Apparently, Tizzy thought so, too. "You saw that! She swung first!"

Mailyn rolled to a sit, quietly crying to herself. Aldo helped her to her feet, and as I pushed myself back up, I could see there was a smear of blood on the floor - she'd scraped her elbow enough that it was trickling blood… but probably not badly enough that she could miss class. And, if we went to Solomon and told him what happened? Tizzy could claim I'd tripped on her accidentally, and Mailyn had thrown the first (and only) punch of the fight. We might well get a harsher punishment than Tizzy did.

"Guess they don't teach fighting in princess school," Oltzen snorted. He nudged Tizzie's shoulder in approval and the Tetrad of Terror ambled off to their classes.

"Hey, don't worry about them," Nate said. He tried to help comfort Mailyn, but she was still inconsolable, weeping into Aldo's shoulder. "They'll eventually get bored and pick on somebody else."

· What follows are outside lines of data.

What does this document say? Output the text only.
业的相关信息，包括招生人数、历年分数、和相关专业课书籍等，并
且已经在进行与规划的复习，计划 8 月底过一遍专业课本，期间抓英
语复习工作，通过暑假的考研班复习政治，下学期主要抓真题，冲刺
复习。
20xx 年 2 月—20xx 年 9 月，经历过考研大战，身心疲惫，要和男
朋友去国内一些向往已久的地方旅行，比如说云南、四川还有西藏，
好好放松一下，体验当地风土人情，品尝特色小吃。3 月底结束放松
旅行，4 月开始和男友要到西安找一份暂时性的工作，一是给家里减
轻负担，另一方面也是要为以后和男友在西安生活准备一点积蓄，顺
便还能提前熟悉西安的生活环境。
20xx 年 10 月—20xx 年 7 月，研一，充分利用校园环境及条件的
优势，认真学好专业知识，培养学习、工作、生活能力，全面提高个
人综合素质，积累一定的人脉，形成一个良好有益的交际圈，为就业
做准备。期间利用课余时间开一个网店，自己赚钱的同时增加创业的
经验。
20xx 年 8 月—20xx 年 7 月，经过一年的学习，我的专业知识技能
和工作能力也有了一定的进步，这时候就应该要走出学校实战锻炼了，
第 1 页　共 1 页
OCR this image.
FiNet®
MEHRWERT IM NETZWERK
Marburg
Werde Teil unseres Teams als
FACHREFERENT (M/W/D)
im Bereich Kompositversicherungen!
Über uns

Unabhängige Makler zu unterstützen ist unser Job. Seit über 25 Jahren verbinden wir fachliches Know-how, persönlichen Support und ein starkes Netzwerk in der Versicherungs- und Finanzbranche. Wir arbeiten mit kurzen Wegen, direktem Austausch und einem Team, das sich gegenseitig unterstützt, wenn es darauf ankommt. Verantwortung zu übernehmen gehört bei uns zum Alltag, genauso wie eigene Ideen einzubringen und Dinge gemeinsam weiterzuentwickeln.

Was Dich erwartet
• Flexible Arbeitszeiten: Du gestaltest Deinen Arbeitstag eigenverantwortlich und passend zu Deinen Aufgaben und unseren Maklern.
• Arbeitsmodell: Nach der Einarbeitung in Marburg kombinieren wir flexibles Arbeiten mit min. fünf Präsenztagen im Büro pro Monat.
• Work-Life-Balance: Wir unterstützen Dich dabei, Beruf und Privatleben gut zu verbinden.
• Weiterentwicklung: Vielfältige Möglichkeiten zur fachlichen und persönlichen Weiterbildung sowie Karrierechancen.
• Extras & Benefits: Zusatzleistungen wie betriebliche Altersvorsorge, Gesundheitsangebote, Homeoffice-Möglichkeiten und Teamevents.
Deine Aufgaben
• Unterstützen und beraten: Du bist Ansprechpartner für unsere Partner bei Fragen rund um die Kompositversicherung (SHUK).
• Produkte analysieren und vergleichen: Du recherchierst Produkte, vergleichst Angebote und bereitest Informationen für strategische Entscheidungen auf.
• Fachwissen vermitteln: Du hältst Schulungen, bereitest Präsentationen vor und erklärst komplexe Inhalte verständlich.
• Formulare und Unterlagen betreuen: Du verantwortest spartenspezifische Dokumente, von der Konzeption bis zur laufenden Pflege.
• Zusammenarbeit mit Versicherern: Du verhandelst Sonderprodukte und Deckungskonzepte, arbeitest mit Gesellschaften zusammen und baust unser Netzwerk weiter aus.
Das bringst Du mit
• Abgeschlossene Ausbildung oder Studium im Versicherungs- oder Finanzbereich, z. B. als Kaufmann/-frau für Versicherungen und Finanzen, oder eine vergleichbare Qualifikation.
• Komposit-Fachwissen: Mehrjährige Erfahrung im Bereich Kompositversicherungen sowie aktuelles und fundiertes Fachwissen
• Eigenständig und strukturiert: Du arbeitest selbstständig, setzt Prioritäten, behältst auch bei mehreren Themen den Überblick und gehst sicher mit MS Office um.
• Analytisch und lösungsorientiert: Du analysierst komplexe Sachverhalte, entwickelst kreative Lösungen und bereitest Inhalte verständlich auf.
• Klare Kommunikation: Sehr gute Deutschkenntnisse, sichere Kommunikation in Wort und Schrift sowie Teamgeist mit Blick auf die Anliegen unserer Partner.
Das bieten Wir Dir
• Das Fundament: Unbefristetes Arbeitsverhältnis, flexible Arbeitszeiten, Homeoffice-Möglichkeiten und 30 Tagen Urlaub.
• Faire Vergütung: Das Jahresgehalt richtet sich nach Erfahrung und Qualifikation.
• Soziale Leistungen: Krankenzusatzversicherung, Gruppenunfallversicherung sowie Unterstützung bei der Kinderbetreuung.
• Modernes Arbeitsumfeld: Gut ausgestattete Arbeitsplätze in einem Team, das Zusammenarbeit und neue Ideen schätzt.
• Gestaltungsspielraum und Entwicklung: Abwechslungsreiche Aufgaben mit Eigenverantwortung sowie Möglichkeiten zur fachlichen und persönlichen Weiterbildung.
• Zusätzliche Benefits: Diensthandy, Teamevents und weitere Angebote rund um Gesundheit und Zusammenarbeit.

I doubt he got through to Mailyn, and he certainly didn't get through to me. I got to my feet, little fists clenched and staring daggers into the four oblivious bullies as they departed. And, as I imagined the vengeance I would extract on those four, I remembered the advice on bullies I'd once overheard father counseling to my older brother Chansone:

"They're just jealous of you."

And, in that moment, I decided that it was true. Speaking fluent Gionian and having proper manners wasn't a weakness. Knowing how to arrange high tea or properly walk and dress wasn't a weakness. Those four were jealous because Mailyn and I had advanced in our classes and, even if those four were still ahead of us in most of theirs, they were worried it might not stay that way. They were worried that we were better than them. And you know what? You're damn right - we were better than them. And I was dead-set on making sure they knew it.